Picture of Long Branch taken in the mid-1950's

Long Branch as it appeared in the mid 20th Century.

As Christopher Fordney aptly writes:

Although Long Branch is today furnished with elegant antiques and exudes the quiet dignity of a museum, it has above all else been a home.  Its rooms have known the cries of newborn babies, the exuberant pounding of children’s feet, the roar of party conversation, and the solitary voices of its elders recounting the family legends, some verifiable, some not, that are so much a part of the history of an old home.[1]
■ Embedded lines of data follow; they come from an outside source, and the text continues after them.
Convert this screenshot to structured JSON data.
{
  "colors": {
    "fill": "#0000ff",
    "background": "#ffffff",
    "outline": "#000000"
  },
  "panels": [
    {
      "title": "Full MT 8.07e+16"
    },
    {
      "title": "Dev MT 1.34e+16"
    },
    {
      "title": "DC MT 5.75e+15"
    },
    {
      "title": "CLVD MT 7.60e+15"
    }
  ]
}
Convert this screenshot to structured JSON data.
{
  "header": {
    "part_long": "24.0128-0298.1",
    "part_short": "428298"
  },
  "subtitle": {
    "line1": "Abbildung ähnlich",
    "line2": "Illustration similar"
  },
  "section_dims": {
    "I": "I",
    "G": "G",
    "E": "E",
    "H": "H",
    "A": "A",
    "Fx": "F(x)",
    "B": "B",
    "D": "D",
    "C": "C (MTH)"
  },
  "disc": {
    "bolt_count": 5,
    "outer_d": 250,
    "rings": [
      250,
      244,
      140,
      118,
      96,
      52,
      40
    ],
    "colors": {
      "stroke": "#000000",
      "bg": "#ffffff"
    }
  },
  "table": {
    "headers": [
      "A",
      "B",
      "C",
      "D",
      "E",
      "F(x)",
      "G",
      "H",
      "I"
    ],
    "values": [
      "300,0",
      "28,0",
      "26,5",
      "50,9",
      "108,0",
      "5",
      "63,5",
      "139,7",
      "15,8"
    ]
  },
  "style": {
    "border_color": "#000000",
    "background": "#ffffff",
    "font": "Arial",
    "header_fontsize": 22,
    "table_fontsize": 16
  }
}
As I walk through Long Branch today, the house still evokes the ambience of past generations.  The views of the countryside from the windows are still the same, and as you wander along the original floors, you can almost sense the souls of the families who lived there.  The view from Bordens Spring Rd. is just as compelling as it was when I visited the house in the 1950s –60s.  Back in those days, finding it was always a challenge.  You’d meander along a country road, probably Route 624, if you were lucky enough to find it, and then, suddenly, the house and cupola just appeared, perched magnificently on the hill—a breathtaking sight that I will never forget.  Whenever I bring friends to see Long Branch, I insist  they are treated to that amazing view.


[1] Fordney, Christopher R.  Long Branch:  A Plantation House in Clarke Country Virginia.  Millwood: Harry Z. Isaacs Foundation, 1995.